Der Tag im Rasthaus:
"Ich gehe mal kurz für kleine Jungs", sagte Dimitri und stand schwerfällig auf. Die elf anderen nahmen seine Worte, wenn überhaupt, dann nur mit müdem Nicken zur Kenntnis.
Sie hatten sich auf den zwei muffigen Sofas im Wohnzimmer verteilt und starrten auf den dritten Splatter-Horrorfilm, der über den winzigen Bildschirm eines alten Fernsehers flackerte. Der Fernseher, obwohl er aus der Steinzeit zu stammen schien, wirkte immer noch zu modern für die Einrichtung. Sogar Geweihe hingen an der Tür wie in einer alten Jagdhütte. Eve fand das ganze Ambiente viel zu authentisch und hätte sich über die offensichtliche Falschheit aus dem Hotel Fear sehr gefreut.
Auf dem Bildschirm schrien die typischen Klischee-Jugendlichen hysterisch aufeinander ein, nachdem sie das erste Opfer des Mörders gefunden hatten. Eve verfolgte den Film nicht wirklich. Er war so schlecht gemacht, dass nicht einmal sie sich gruseln könnte. Außerdem hatte sie zu viele Gedanken, die ihren Kopf füllten. Der Film lief weiter, eine Wasserleiche holte sich ein Opfer nach dem anderen, und die Gäste knabberten Chips und Brote, tranken Cola oder Bier und rückten manchmal hin und her, träge wie eine Gruppe Walrösser, denen sie auffällig ähnelten, wie sie sich auf dem schmalen Platz verteilten, manchmal sogar über den anderen, denn es gab bei Weitem nicht genug Platz für sie.
Die Stimmen aus dem Fernseher waren schrill und zu leise, um viel zu verstehen. Eigentlich trieben die Zuschauenden nur auf einer Wolke aus Erschöpfung durch den Tag. Eve gab sich selber vor, nach einer Lösung für ihre vielen Probleme zu suchen. Aber eigentlich fühlte sie sich leer und ohne jeden Antrieb. Sogar Angst und Sorge waren wie aufgebraucht. Es fühlte sich alles unwirklich wie ein Traum an.
"Wo bleibt eigentlich Dimitri?", fragte Samira.

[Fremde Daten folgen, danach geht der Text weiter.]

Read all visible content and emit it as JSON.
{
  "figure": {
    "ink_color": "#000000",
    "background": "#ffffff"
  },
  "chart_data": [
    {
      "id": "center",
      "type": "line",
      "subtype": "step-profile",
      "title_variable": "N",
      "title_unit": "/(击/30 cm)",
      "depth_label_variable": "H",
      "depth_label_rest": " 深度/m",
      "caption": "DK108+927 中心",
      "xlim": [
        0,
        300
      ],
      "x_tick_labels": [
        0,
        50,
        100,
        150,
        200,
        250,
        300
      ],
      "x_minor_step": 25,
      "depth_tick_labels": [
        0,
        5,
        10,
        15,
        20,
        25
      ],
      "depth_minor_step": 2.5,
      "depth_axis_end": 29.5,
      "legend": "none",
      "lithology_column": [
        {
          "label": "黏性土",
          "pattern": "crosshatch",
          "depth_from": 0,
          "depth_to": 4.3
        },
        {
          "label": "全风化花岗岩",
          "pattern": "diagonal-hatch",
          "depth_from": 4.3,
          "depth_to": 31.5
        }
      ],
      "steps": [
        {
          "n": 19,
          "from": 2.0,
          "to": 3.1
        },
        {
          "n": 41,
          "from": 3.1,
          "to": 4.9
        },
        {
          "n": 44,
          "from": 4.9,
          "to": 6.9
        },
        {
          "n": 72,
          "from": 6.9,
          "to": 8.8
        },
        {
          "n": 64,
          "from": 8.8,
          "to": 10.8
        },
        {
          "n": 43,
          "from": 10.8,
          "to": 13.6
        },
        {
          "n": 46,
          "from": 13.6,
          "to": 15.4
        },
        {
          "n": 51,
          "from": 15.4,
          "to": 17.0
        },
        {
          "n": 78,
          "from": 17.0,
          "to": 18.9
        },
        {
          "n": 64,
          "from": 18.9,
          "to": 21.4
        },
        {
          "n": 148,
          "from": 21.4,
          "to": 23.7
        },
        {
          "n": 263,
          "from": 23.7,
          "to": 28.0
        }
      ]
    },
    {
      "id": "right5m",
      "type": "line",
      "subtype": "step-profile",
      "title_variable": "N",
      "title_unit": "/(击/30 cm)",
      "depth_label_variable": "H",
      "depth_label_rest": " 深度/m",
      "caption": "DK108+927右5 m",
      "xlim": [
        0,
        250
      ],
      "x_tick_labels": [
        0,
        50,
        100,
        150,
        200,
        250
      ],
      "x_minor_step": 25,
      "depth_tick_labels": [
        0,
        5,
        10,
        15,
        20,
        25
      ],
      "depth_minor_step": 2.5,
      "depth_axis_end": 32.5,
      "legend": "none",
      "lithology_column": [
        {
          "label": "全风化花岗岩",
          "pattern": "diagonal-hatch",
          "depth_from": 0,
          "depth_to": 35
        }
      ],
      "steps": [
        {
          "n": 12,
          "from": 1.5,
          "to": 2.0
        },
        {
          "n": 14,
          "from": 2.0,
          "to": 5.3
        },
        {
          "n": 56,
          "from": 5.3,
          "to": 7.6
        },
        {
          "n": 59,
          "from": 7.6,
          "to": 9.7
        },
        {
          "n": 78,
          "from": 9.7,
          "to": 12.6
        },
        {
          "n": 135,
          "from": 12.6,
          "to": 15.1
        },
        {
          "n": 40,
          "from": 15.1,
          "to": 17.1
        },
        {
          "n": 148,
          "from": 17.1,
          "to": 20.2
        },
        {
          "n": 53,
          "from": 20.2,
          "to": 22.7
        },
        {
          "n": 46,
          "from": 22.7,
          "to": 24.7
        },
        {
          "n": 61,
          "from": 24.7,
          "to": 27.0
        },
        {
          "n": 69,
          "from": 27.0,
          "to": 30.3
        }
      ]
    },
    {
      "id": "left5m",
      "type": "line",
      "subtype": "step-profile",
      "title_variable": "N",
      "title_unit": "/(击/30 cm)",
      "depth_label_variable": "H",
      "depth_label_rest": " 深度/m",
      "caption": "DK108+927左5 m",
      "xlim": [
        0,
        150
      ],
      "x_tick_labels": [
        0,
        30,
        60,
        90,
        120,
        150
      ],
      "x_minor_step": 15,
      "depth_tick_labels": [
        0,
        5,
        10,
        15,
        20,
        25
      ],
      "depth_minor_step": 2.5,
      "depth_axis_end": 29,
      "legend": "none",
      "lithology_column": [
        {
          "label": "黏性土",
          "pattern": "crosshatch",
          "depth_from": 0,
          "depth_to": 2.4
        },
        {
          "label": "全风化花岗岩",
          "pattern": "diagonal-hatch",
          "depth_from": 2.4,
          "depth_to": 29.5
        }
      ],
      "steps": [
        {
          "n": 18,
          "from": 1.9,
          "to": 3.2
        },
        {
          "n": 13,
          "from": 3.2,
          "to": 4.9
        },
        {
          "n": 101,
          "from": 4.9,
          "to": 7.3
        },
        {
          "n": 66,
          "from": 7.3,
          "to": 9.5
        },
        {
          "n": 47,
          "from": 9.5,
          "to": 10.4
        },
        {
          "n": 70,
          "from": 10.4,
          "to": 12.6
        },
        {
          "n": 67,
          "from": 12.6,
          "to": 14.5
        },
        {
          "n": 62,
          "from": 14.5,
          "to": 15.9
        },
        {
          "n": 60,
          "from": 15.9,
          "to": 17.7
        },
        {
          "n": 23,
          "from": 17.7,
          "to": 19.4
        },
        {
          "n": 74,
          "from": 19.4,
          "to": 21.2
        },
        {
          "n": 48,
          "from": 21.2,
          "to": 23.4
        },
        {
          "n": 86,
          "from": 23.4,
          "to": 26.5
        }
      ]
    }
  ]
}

Müde hob Eve den Blick. Jetzt wurden die elf Gäste doch unruhig.
Eve dachte zurück. Wie lange war Dimitri nun fort? Bestimmt eine halbe Stunde, wurde ihr siedend heiß klar. So lange konnte er nicht gebraucht haben.
Samira quälte sich von ihrem platz zwischen Tee-jo und Milo hoch. Samstag erhob sich ebenfalls. Schon allein das Bedürfnis, ihre Beine zu strecken und wieder Klarheit in ihre Gedanken zu bringen, brachte Eve dazu, ihnen zu folgen. Die anderen tröpfelten hinterher, denn offenbar war Niemand in dem engen Raum wirklich glücklich gewesen. Die fünf Frauen um Samstag wirkten wachsam wie Katzen.
Samira klopfte an die Tür der Toilette. Als keine Antwort kam, drückte sie die Klinke herunter.
Die Tür schwang auf. Im Inneren war es leer, nur Dimitris Aktentasche stand auf dem Boden. Samira kniete sich hin, um die Tasche sorgsam aufzuheben, als behandele sie ein Baby.
"Er würde sich niemals davon trennen", meinte sie nachdenklich und sah sich um.
"Dimitri?", rief Samstag halblaut.
Eve spürte, wie Angst sie ergriff. Da stimmte etwas nicht. Unbewusst tastete sie nach Milos Hand, doch er drückte nicht zurück. Er war selbst starr vor Angst.
Sie liefen durch das ganze Haus, was nicht sehr viel Zeit in Anspruch nahm. Von Dimitri war weder auf dem Dachboden, noch in der Küche oder dem Schlafzimmer eine Spur zu finden. Auch ihr Fahrer war nicht da, doch Keiner wusste, ob der Mann nicht einfach wieder weg gefahren war.
Ihre Suche führte sie schließlich nach draußen auf den Parkplatz.
"Kann er in den Wald gegangen sein?", fragte Samstag.
Samira schüttelte energisch den Kopf: "Nicht ohne seine Tasche."
"Dann muss es noch einen Teil des Hauses geben", meinte Samstag.
Sie fanden die Kellerklappe schnell, ein etwas emporgehobener Holzkasten an einer Seite des Hauses. Die Doppelklappe war mit einer Kette und Vorhängeschloss gesichert, doch Tee-jo brauchte nicht lange, um das Schloss zu knacken.
Samstag zog die Türen auf.
Eve sah eine schiefe Treppe, die ins Dunkel führte.
"Schon wieder ein Keller", murmelte Milo neben ihr unglücklich.